I told him I was a little surprised myself that my friend still had the shirt, but this friend was known for keeping stray items, knowing that eventually they could have some use. I told him my friend is famous in the Chicago cycling community for his bicycle shop, Quick Release, for having the widest assortment of old, odd parts in the entire city, as he throws nothing away. When other bike shops don't have some long out of fashion part or can't figure out how to repair some not so new bike, they all send them to Joe. It is no wonder that "Chicago" magazine named him the best bike mechanic in the city in their "best of" issue. Though, of course, Joe does not have the article posted anywhere in his shop.

I told this shop owner that Joe was very similar to many of the shop owners I've met in South Africa, who take such a strong, personal interest in their shop. Like many of them, his is a one person operation. Customer relations really matter to him. I told him how lucky I was that Joe's shop is just down the street from where I live, and that he likes to make certain my bike is in tip top shape before I take off for a trip. When he asked me when I was going to bring my bike in before this trip I told him I didn't think he needed to look at my bike as it hadn't had any problems on my most recent trip, a mere 850-mile ride to the Deep South of the U.S. But I thought better of it, and knew that I would be a fool not to let Joe give it a quick glance.
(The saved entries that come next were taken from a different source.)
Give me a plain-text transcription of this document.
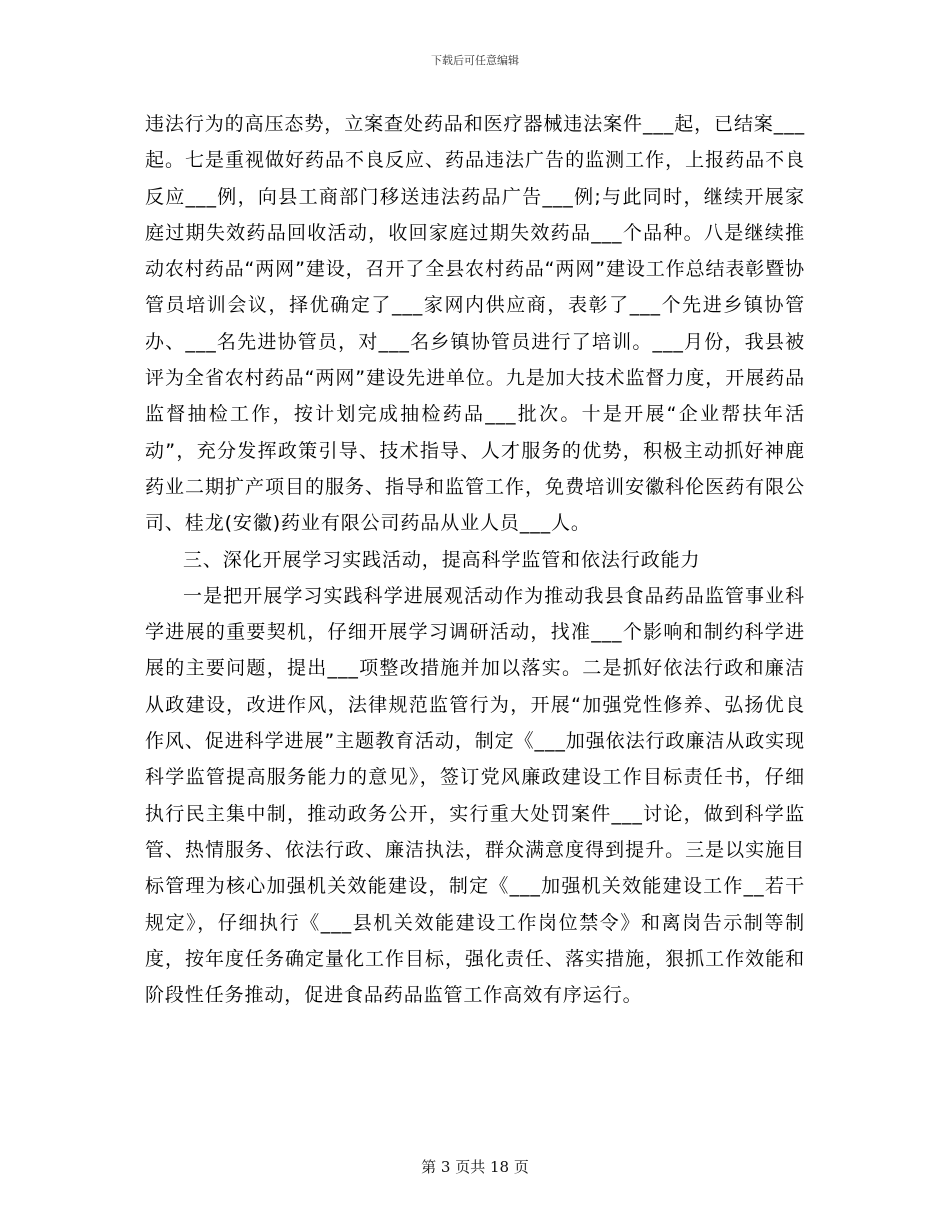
下载后可任意编辑

违法行为的高压态势，立案查处药品和医疗器械违法案件___起，已结案___起。七是重视做好药品不良反应、药品违法广告的监测工作，上报药品不良反应___例，向县工商部门移送违法药品广告___例;与此同时，继续开展家庭过期失效药品回收活动，收回家庭过期失效药品___个品种。八是继续推动农村药品“两网”建设，召开了全县农村药品“两网”建设工作总结表彰暨协管员培训会议，择优确定了___家网内供应商，表彰了___个先进乡镇协管办、___名先进协管员，对___名乡镇协管员进行了培训。___月份，我县被评为全省农村药品“两网”建设先进单位。九是加大技术监督力度，开展药品监督抽检工作，按计划完成抽检药品___批次。十是开展“企业帮扶年活动”，充分发挥政策引导、技术指导、人才服务的优势，积极主动抓好神鹿药业二期扩产项目的服务、指导和监管工作，免费培训安徽科伦医药有限公司、桂龙(安徽)药业有限公司药品从业人员___人。

三、深化开展学习实践活动，提高科学监管和依法行政能力

一是把开展学习实践科学进展观活动作为推动我县食品药品监管事业科学进展的重要契机，仔细开展学习调研活动，找准___个影响和制约科学进展的主要问题，提出___项整改措施并加以落实。二是抓好依法行政和廉洁从政建设，改进作风，法律规范监管行为，开展“加强党性修养、弘扬优良作风、促进科学进展”主题教育活动，制定《___加强依法行政廉洁从政实现科学监管提高服务能力的意见》，签订党风廉政建设工作目标责任书，仔细执行民主集中制，推动政务公开，实行重大处罚案件___讨论，做到科学监管、热情服务、依法行政、廉洁执法，群众满意度得到提升。三是以实施目标管理为核心加强机关效能建设，制定《___加强机关效能建设工作__若干规定》，仔细执行《___县机关效能建设工作岗位禁令》和离岗告示制等制度，按年度任务确定量化工作目标，强化责任、落实措施，狠抓工作效能和阶段性任务推动，促进食品药品监管工作高效有序运行。

第 3 页共 18 页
He noticed that my derailleur hanger was slightly bent, explaining why I'd needed to do some double-handed shifting for certain gears for at least my last two trips. I just assumed that with 40,000 miles on it, it was simply showing its age. Now it shifts once again as if it were new. I'm constantly thanking Joe. Not only for that, but also discovering a few other minor defects that needed adjustment, including twisting together a frayed brake cable. He warned me to avoid scratches in Africa, as they can easily become infected and attract flies and other insects.

I've nearly put the Karoo semi-desert behind me. For the last 75 miles, since Somerset East, I have been amongst trees and cattle and some agriculture. Last night I came upon an unlocked gate leading to a field of head-high shrubbery-type trees that made for a fine secluded campsite. I was able to stop over an hour before sunset. I would have liked to have continued on, but I was being blasted by a ferocious headwind blowing in off the Indian Ocean. It was a sister to the notorious winds of Cape Town, known as the "Cape Doctor," for flushing all the particulates out of the region, and stirred up by the clash of cold air currents from the not so distant Antarctic and hotter temperatures of the Karoo. The wind had me in my small chain ring even on the flat. It took all my effort to even go nine miles per hour. It was the third straight late afternoon that the "Cape Doctor" type wind had suddenly materialized, putting an end to my designs on a big mileage day and leaving me utterly exhausted. I will continue heading due east for another 80 miles to East London, a large port and also prime surfing area. Then I will turn north and might have an assist from the winds.

One nice thing about these head winds is that they carry with it a hint of cool. Now that I'm leaving the Karoo, the sun is less intense and the temperature has moderated, though I could be in store for humidity. One of the delights of the Karoo was the occasional service station that stood alone in the middle of nowhere might have a free shower in its washroom. It brought Waydell to mind and her request on our last trip together that she get a shower at least every other day. I wondered if such a shower would have qualified. I almost hoped not, as it would have meant that we might have been able to stay at one of the enticing bed-and-breakfasts or small classic motels. I did pay ten rand (a buck) for a shower at a camp ground in mid-afternoon, but pushed on and wild-camped 25 miles down the road.